HAYIRA YORALIM
Gördüğüm yalan değil anlatacağım size,
Dragos sahilinde akşam kafa demlerken,
Hoş çilingir soframdan el salladım denize,
Balıklar selam verdi rakımı yudumlarken.
Martılar meze diye midye karides attı,
Kargalar arasına fındıkla ceviz kattı,
Kediler zurna çaldı fareler halay tuttu,
Tempo tuttum müziğe oyunu seyrederken.
Serçeler fırsat bulup,bir an sofraya daldı,
Tabaktan peynir ile beyaz leblebi çaldı,
Ak güvercin bir lokma almak için alçaldı,
Kanadı kadehime değdi alçak uçarken.
Arılar bal getirdi vızıldayıp uçuştu,
Cümle alem sinekler aceleyle üşüştü,
Yüksekten pike yapan biri içine düştü,
Kanatları yapıştı yürüyerek kaçarken.
Tilki mahçup tavırla tavuktan hatır sordu,
Çil horoz arkasından koşup tehdit savurdu,
Esneyip,gerinerek tam karşıma oturdu,
Afallayıp şaşırdım ürktüm dalga geçerken.

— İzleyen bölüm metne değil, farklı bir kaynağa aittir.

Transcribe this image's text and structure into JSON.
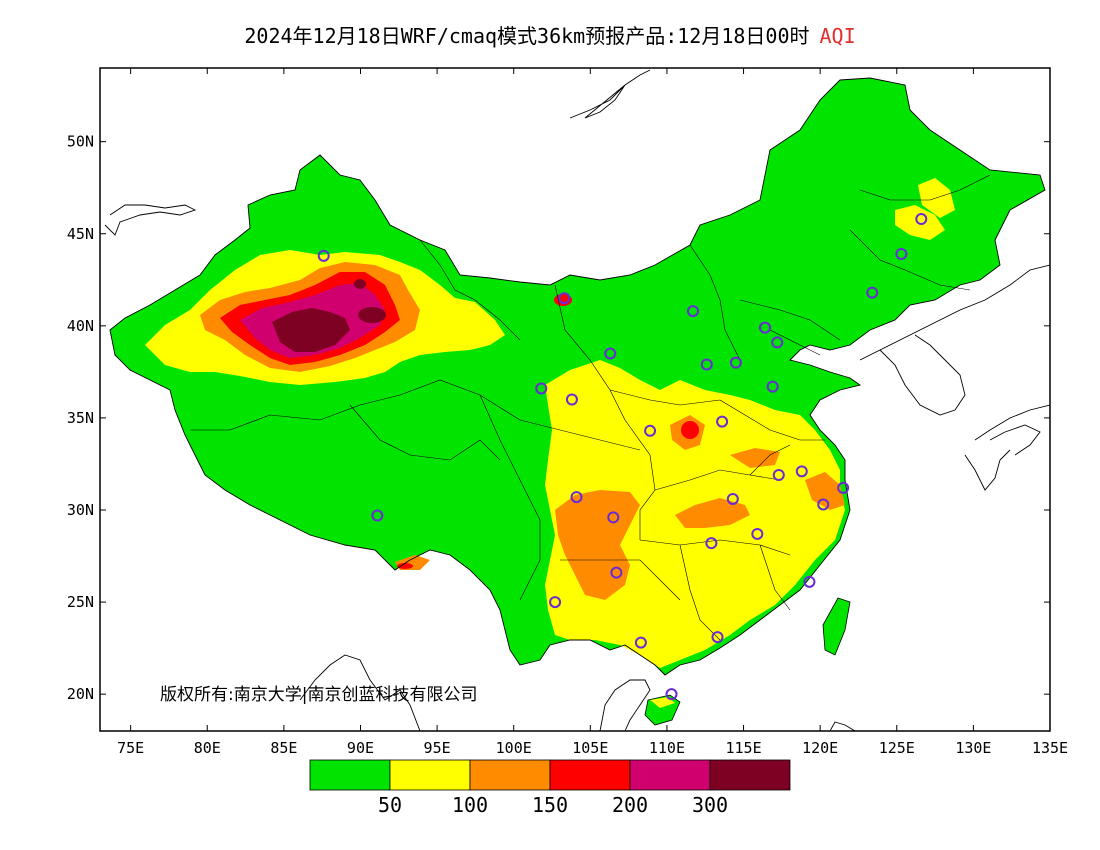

Acıkmış susamışım içimi korku sardı,
Ter içinde kalmıştım ne balık,deniz vardı,
Ne meze ne rakıdan ne sofradan iz vardı,
Uyandım rüya imiş rahatladım gülerken.
Dost Yusuf’um düş gördü renkli çizgi film değil,
Gördüğünü anlattı romandan bölüm değil,
Batıni ilim değil tabiri bilim değil,
Çok derine dalmışım düşünüp yorumlarken.